In fact, across the country -- from Albany to Lansing to Phoenix to Sacramento -- Republican governors are in a seeming contest to see who can make the deepest cuts in economically debilitating tax systems. Thanks to last November's GOP landslide, 30 states -- including 8 of the 10 largest -- now have Republican governors. In sharp contrast to the early 1990s -- when states went on an unprecedented tax-raising binge -- this year 29 governors recommended tax cuts and 21 legislatures enacted them. No states -- not one --raised taxes significantly. (The Kennedy clan will be hard put to find a deserving awardee this year.)
With few exceptions, the large class (14) of freshman Republican governors has shown a kind of religious zeal for rolling back taxes and shrinking state government. Most impressive have been Bill Graves of Kansas, Gary Johnson of New Mexico, George Allen of Virginia, Frank Keating of Oklahoma, and Tom Ridge of Pennsylvania. In Virginia, the Democratic-controlled legislature smothered Governor Allen's tax-cut proposals, but the setback may prove to be only temporary. The GOP has made Virginia's election this November a near-referendum on the governor's $2-billion tax cut. The issue is expected to propel Republicans into control of the state legislature for the first time since Reconstruction.
"This was the largest tax-cutting year for states in a decade," Arthur Laffer and Victor Canto conclude in their annual report ranking the tax competitiveness of the states. Or as Steve Gold, state-fiscal-policy expert at SUNY Albany, puts it: "The ideological conservatives who want to shrink government are seizing control of state government."
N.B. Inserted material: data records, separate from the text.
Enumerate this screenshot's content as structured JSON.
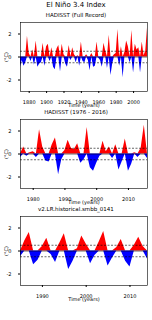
{
  "title": "El Niño 3.4 Index",
  "chart_data": [
    {
      "type": "area",
      "title": "HADISST (Full Record)",
      "x_label": "Time (years)",
      "y_label": "(°C)",
      "x": [
        1870,
        1872,
        1874,
        1876,
        1878,
        1880,
        1882,
        1884,
        1886,
        1888,
        1890,
        1892,
        1894,
        1896,
        1898,
        1900,
        1902,
        1904,
        1906,
        1908,
        1910,
        1912,
        1914,
        1916,
        1918,
        1920,
        1922,
        1924,
        1926,
        1928,
        1930,
        1932,
        1934,
        1936,
        1938,
        1940,
        1942,
        1944,
        1946,
        1948,
        1950,
        1952,
        1954,
        1956,
        1958,
        1960,
        1962,
        1964,
        1966,
        1968,
        1970,
        1972,
        1974,
        1976,
        1978,
        1980,
        1982,
        1984,
        1986,
        1988,
        1990,
        1992,
        1994,
        1996,
        1998,
        2000,
        2002,
        2004,
        2006,
        2008,
        2010,
        2012,
        2014,
        2016
      ],
      "values": [
        -0.9,
        -0.3,
        -0.8,
        -0.5,
        1.8,
        0.3,
        -0.4,
        0.6,
        -0.7,
        1.4,
        -0.9,
        -0.6,
        -0.5,
        1.2,
        -0.8,
        0.9,
        1.1,
        -0.4,
        0.8,
        -0.9,
        -1.1,
        0.7,
        1.0,
        -1.3,
        1.1,
        0.2,
        -0.6,
        -0.9,
        1.0,
        -0.3,
        0.8,
        0.2,
        -0.5,
        0.1,
        -0.8,
        1.3,
        -0.4,
        -0.5,
        0.2,
        -0.3,
        -1.2,
        0.3,
        -0.9,
        -0.8,
        1.3,
        -0.1,
        -0.3,
        -0.9,
        1.2,
        0.5,
        -1.0,
        1.9,
        -1.6,
        -0.6,
        0.2,
        0.3,
        2.4,
        -0.8,
        0.9,
        -1.8,
        0.4,
        1.4,
        0.9,
        -0.5,
        2.3,
        -1.4,
        1.1,
        0.6,
        0.8,
        -1.4,
        1.3,
        0.1,
        0.5,
        2.5
      ],
      "thresholds": [
        -0.5,
        0.5
      ],
      "colors": [
        "#ff0000",
        "#0000ff"
      ],
      "xlim": [
        1870,
        2016
      ],
      "xticks": [
        1880,
        1900,
        1920,
        1940,
        1960,
        1980,
        2000
      ],
      "ylim": [
        -3,
        3
      ],
      "yticks": [
        -2,
        0,
        2
      ]
    },
    {
      "type": "area",
      "title": "HADISST (1976 - 2016)",
      "x_label": "Time (years)",
      "y_label": "(°C)",
      "x": [
        1976,
        1977,
        1978,
        1979,
        1980,
        1981,
        1982,
        1983,
        1984,
        1985,
        1986,
        1987,
        1988,
        1989,
        1990,
        1991,
        1992,
        1993,
        1994,
        1995,
        1996,
        1997,
        1998,
        1999,
        2000,
        2001,
        2002,
        2003,
        2004,
        2005,
        2006,
        2007,
        2008,
        2009,
        2010,
        2011,
        2012,
        2013,
        2014,
        2015,
        2016
      ],
      "values": [
        -0.3,
        0.6,
        -0.2,
        0.1,
        0.2,
        -0.3,
        2.1,
        0.6,
        -0.6,
        -0.7,
        0.8,
        1.4,
        -1.8,
        -0.5,
        0.3,
        1.2,
        0.5,
        0.4,
        0.9,
        -0.8,
        -0.5,
        2.3,
        -1.2,
        -1.5,
        -0.8,
        -0.2,
        1.1,
        0.2,
        0.6,
        -0.4,
        0.8,
        -1.4,
        -0.7,
        1.3,
        -1.5,
        -0.9,
        0.1,
        -0.3,
        0.5,
        2.5,
        -0.4
      ],
      "thresholds": [
        -0.5,
        0.5
      ],
      "colors": [
        "#ff0000",
        "#0000ff"
      ],
      "xlim": [
        1976,
        2016
      ],
      "xticks": [
        1980,
        1990,
        2000,
        2010
      ],
      "ylim": [
        -3,
        3
      ],
      "yticks": [
        -2,
        0,
        2
      ]
    },
    {
      "type": "area",
      "title": "v2.LR.historical.smbb_0141",
      "x_label": "Time (years)",
      "y_label": "(°C)",
      "x": [
        1985,
        1986,
        1987,
        1988,
        1989,
        1990,
        1991,
        1992,
        1993,
        1994,
        1995,
        1996,
        1997,
        1998,
        1999,
        2000,
        2001,
        2002,
        2003,
        2004,
        2005,
        2006,
        2007,
        2008,
        2009,
        2010,
        2011,
        2012,
        2013,
        2014
      ],
      "values": [
        -0.5,
        0.9,
        1.6,
        -1.2,
        -0.8,
        0.4,
        1.1,
        -0.3,
        -1.0,
        0.7,
        1.5,
        -1.6,
        -0.9,
        0.2,
        1.3,
        0.6,
        -1.1,
        -0.4,
        0.8,
        1.7,
        -1.3,
        -0.6,
        0.3,
        1.0,
        -0.9,
        -1.4,
        0.5,
        1.2,
        0.4,
        -0.7
      ],
      "thresholds": [
        -0.5,
        0.5
      ],
      "colors": [
        "#ff0000",
        "#0000ff"
      ],
      "xlim": [
        1985,
        2014
      ],
      "xticks": [
        1990,
        2000,
        2010
      ],
      "ylim": [
        -3,
        3
      ],
      "yticks": [
        -2,
        0,
        2
      ]
    }
  ]
}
In Michigan, Governor John Engler celebrated his 60 per cent re- election landslide by signing into law his 13th and 14th tax cuts in five years. Wisconsin's Governor Tommy Thompson cut property taxes. Governor Fife Symington is crusading to make Arizona the first state ever to repeal entirely a state income tax. This year he delivered the down-payment on that pledge by chopping tax rates by 20 per cent.
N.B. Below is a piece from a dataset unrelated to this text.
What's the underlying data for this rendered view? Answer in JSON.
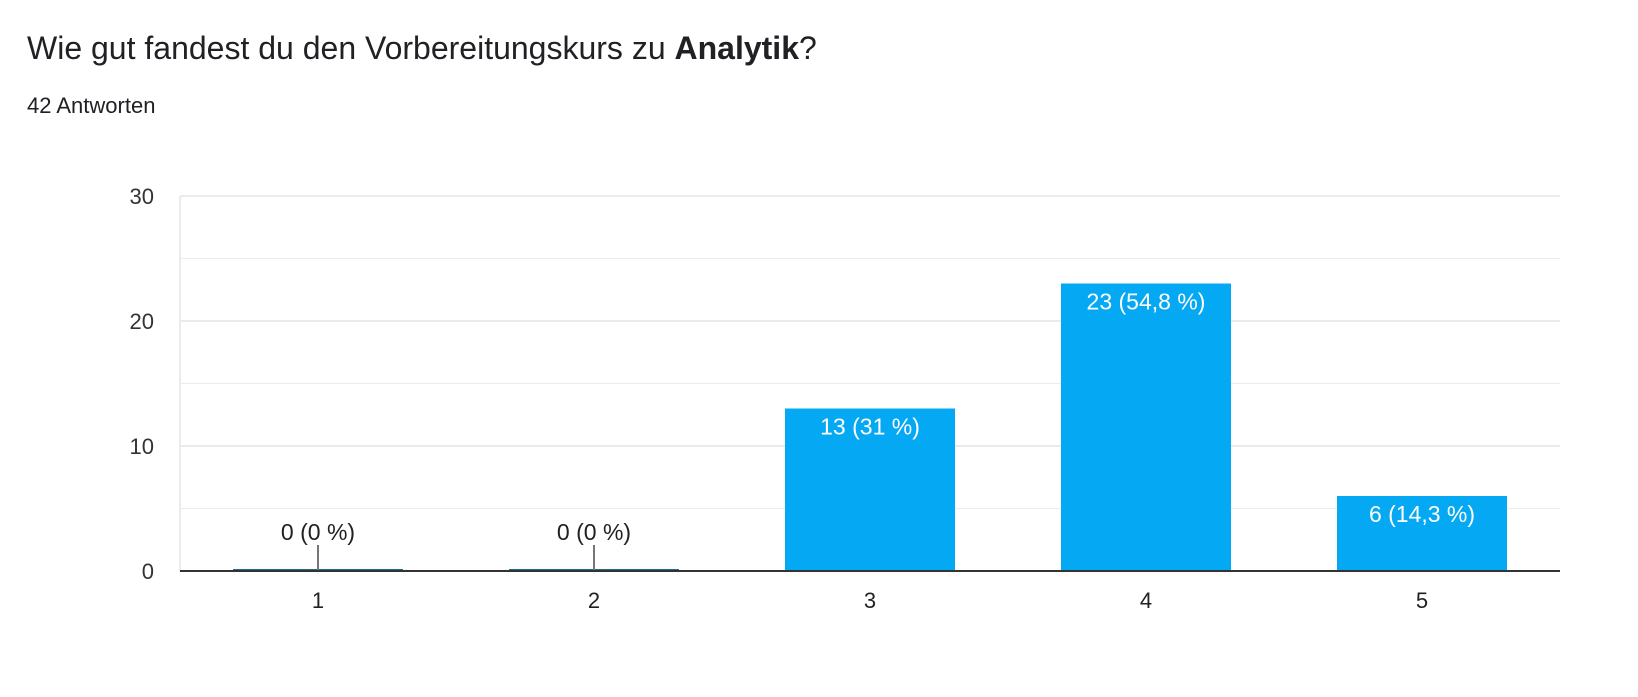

UNQUESTIONABLY the politician most responsible for this flurry of tax cuts is New Jersey's Christine Whitman. By now Mrs. Whitman's political success has become the stuff of legend. In her 1993 race to unseat Governor Florio, she had sagged so low in the polls by late summer that her campaign was given last rites by every political pundit on the East Coast (not least James Carville, who publicly guaranteed a Florio victory). With two months to go, out of sheer desperation, Mrs. Whitman embraced a plan, conceived by supply-siders Steve Forbes and Larry Kudlow, to cut income-tax rates by 30 per cent. Seldom in American politics has a single idea put forth in a state election campaign been as uniformly reviled by the news media as this one. For good reason: the Whitman plan was the absolute antithesis of new-age progressive populism. Mrs. Whitman presented voters with clear choices. Republicans almost always win when that happens, and so she did, 49 to 48 per cent.
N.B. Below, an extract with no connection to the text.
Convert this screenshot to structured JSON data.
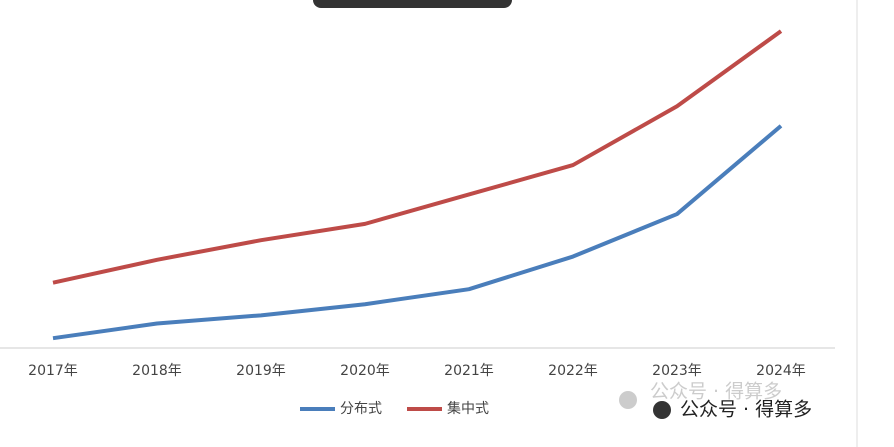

This year, to the surprise of everyone -- not least, conservatives -- Governor Whitman delivered fully on the tax-cut promise. A July New York Times editorial grudgingly conceded: "In political terms, Gov. Christine Todd Whitman of New Jersey has had a sensational first year and a half in office. She has cut income taxes as promised in two years instead of three, without shredding local aid or social programs. Small wonder that she is being talked about for the national Republican ticket." Governor Whitman, a socially liberal country-club Republican, continues to enjoy towering public-approval numbers midway through her term. The Whitman phenomenon confirms a truism in American politics: Voters are seldom happier with their elected officials than when their taxes are being cut.